The Corner

Annals of Retail Food Arbitrage

From Butner (N.C.) Federal Correctional Complex comes news that Bernie Madoff, whose Ponzi scheme defrauded thousands of investors beginning in the 1980s, is still hustling for bucks. Recently he bought up the prison’s entire supply of Swiss Miss hot-chocolate packets at the canteen’s low price and made a tidy profit reselling them at the higher market rate. In other words, he has moved from straight-up theft to exploiting government subsidies. That may qualify as a tiny moral step forward.

Meanwhile, down Mexico way, in a blatant act of cultural appropriation, an entrepreneur is making a pretty peso by arbitraging Krispy Kreme doughnuts.
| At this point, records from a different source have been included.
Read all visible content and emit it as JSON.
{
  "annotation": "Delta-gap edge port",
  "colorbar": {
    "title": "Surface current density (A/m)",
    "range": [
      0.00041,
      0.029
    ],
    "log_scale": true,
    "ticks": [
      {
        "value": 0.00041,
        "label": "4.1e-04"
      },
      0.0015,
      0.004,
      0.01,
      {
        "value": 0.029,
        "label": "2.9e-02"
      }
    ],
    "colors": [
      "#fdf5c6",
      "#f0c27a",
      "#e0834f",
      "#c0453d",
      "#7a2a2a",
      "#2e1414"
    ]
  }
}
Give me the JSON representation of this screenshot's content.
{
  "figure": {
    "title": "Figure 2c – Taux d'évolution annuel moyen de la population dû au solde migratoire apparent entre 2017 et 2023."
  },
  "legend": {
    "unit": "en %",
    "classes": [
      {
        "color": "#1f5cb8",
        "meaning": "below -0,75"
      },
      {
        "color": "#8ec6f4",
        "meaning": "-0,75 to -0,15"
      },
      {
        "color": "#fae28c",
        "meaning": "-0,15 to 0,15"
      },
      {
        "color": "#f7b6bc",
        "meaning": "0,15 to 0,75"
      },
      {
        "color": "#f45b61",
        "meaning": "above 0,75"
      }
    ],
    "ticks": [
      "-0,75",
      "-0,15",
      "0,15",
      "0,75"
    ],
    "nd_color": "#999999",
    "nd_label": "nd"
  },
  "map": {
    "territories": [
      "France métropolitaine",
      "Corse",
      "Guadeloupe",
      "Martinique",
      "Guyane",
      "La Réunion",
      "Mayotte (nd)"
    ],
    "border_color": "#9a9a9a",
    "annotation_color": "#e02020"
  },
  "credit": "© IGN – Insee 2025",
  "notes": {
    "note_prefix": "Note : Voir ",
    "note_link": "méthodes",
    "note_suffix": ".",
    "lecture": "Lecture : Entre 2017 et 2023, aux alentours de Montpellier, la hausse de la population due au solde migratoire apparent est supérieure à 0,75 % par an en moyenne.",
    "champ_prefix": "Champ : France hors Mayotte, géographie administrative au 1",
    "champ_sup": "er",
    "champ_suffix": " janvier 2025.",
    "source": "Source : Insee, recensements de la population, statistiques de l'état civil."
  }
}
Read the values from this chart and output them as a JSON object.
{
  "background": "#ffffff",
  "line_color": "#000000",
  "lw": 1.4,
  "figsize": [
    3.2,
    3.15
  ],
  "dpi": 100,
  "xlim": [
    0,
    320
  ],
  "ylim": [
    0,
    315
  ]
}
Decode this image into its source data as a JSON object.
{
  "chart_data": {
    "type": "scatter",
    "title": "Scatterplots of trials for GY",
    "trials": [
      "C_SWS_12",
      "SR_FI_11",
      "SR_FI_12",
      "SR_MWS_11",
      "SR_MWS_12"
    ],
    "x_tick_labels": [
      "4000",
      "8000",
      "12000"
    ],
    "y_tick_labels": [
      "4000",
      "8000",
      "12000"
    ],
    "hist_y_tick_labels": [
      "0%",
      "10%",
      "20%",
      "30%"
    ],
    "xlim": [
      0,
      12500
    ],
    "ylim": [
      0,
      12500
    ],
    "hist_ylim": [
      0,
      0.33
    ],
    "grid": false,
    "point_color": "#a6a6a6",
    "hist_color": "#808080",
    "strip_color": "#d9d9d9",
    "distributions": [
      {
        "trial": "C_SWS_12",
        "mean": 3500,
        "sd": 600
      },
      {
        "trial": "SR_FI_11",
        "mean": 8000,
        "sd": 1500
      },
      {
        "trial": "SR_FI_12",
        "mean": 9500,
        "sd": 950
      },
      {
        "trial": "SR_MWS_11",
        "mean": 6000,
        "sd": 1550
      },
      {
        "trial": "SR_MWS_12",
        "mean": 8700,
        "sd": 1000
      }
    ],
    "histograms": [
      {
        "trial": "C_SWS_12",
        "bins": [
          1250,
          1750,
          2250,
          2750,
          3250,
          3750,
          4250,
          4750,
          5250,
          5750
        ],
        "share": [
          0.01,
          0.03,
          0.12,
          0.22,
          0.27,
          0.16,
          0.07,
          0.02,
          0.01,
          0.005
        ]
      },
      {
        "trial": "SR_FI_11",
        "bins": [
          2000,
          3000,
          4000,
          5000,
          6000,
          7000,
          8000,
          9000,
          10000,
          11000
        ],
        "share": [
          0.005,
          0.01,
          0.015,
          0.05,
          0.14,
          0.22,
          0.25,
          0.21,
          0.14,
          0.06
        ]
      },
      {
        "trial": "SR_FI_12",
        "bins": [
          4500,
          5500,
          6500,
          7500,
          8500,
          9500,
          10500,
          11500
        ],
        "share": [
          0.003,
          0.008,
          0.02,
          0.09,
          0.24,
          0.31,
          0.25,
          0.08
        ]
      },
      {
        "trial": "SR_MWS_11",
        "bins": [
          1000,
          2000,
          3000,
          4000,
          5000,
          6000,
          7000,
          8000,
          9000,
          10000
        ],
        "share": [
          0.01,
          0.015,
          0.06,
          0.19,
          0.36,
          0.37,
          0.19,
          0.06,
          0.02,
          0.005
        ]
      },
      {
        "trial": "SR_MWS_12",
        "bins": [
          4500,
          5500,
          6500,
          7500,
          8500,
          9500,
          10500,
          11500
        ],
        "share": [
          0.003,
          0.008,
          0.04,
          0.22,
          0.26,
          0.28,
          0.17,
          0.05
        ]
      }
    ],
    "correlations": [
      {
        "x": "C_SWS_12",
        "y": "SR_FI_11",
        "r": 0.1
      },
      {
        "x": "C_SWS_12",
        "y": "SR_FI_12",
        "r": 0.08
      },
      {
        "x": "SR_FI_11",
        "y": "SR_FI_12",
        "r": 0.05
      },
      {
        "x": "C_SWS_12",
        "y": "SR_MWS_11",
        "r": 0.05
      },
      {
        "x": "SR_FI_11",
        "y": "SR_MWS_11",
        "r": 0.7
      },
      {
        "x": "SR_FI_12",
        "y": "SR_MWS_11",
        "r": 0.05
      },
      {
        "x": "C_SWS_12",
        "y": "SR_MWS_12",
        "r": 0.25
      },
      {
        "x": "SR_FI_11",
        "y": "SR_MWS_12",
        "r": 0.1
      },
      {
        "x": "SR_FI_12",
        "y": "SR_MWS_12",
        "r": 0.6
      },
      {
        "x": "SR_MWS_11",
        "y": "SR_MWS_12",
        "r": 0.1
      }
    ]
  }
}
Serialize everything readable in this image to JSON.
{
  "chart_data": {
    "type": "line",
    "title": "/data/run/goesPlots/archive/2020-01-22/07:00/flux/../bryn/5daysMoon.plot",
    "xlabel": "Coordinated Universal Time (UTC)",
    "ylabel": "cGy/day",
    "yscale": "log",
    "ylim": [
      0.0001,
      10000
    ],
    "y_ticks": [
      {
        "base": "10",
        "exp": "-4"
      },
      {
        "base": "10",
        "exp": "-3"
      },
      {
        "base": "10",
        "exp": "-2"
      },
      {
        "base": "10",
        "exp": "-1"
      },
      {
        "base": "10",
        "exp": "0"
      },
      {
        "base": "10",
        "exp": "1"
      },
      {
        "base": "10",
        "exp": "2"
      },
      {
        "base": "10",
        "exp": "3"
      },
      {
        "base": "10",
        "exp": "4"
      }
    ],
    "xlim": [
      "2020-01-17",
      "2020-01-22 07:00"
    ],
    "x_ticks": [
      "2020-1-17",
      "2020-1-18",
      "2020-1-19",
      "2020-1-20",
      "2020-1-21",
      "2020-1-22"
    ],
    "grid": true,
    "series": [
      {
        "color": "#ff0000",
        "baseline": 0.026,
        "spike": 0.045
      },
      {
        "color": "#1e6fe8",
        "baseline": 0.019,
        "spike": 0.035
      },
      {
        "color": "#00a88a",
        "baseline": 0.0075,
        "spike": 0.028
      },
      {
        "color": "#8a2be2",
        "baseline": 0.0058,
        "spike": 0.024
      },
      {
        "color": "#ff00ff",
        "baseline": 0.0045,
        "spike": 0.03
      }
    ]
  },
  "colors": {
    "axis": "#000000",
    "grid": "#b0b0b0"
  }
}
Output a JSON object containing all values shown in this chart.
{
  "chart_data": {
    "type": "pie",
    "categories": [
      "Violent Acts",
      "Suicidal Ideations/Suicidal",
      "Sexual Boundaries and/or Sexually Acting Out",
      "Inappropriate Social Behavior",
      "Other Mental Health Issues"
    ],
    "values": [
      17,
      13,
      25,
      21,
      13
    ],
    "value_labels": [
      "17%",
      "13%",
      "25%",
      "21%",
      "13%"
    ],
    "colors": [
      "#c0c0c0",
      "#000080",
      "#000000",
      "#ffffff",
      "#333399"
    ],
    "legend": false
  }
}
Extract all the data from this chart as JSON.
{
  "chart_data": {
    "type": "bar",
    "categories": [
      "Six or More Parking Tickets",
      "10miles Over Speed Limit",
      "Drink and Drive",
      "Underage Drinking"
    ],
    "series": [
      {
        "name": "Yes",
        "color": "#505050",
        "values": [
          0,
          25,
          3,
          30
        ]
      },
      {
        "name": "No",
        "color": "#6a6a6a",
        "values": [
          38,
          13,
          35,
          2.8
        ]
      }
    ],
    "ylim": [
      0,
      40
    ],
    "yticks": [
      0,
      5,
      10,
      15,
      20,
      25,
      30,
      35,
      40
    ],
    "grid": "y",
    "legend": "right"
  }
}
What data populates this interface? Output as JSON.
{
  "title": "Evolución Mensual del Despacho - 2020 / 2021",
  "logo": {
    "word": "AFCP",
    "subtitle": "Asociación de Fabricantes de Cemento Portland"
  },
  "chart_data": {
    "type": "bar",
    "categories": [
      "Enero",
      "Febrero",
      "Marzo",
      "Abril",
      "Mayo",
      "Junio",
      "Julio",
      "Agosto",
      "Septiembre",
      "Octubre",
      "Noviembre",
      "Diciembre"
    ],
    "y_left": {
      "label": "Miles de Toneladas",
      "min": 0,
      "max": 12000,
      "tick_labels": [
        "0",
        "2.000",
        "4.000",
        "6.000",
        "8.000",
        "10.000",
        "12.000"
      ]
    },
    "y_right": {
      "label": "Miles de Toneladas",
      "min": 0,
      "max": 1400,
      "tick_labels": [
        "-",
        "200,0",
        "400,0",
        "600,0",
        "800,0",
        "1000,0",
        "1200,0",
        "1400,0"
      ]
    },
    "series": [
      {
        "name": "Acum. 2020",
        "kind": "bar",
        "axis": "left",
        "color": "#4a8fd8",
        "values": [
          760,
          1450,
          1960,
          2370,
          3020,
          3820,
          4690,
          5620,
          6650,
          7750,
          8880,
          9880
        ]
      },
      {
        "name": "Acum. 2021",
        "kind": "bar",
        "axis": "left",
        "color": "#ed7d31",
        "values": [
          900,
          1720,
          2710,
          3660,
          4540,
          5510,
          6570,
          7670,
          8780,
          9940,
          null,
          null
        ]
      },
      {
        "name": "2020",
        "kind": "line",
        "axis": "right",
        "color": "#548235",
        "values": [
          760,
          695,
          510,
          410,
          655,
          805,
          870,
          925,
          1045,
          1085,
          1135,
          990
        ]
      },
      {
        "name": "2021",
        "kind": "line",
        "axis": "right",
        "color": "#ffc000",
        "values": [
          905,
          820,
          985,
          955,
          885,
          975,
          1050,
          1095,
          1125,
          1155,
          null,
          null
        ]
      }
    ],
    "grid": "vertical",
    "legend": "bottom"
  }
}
Sonia Garcia buys four dozen boxes (mostly glazed) in West Texas town of El Paso and takes them across the border to Juarez, where she sells them at a 60 percent markup. Mexicans, like everyone else, crave that sweet, yeasty Krispy Kreme taste, but due to drug-cartel violence, the chain has no outlet in Juarez. So, as in any flourishing market economy, an intrepid entrepreneur is filling the gap (she has a Facebook page and a hotline for party orders). When there’s money to be made, profit seekers brave dangers that the government won’t. So instead of making Mexicans pay for a wall, why not let them pay for doughnuts?

Then there’s this New York Times article about how SNAP (food stamps) recipients buy a lot of soda. SNAP (Supplemental Nutrition Assistance Program) funds are supposed to be spent only on actual food, but the sugar lobby got an exception included for soft drinks, and defends it tenaciously. As this article shows, non-SNAP households buy a lot of soft drinks too, but SNAP households buy even more, and in an attempt to account for this difference, the Times piece quotes its usual assortment of bureaucrats and think-tankers.

The article’s author could have saved himself some trouble by actually talking to a few SNAP recipients – or reading this piece by NR’s indefatigable roving correspondent, Kevin D. Williamson. Kevin roved on down to Owsley County, Ky., and learned that the locals routinely use their SNAP debit cards to buy cases of soft drinks — which they then resell to other merchants for a lower price. Crazy? No — because the money they receive is cash, which can be used to buy anything, and is thus much more economically useful than SNAP dollars, particularly if you’re a drug addict. “The local economy runs on black-market soda the way Baghdad ran on contraband crude during the days of sanctions,” Kevin writes. It just goes to show that even in America’s poorest county, you’re never too poor to take advantage of arbitrage.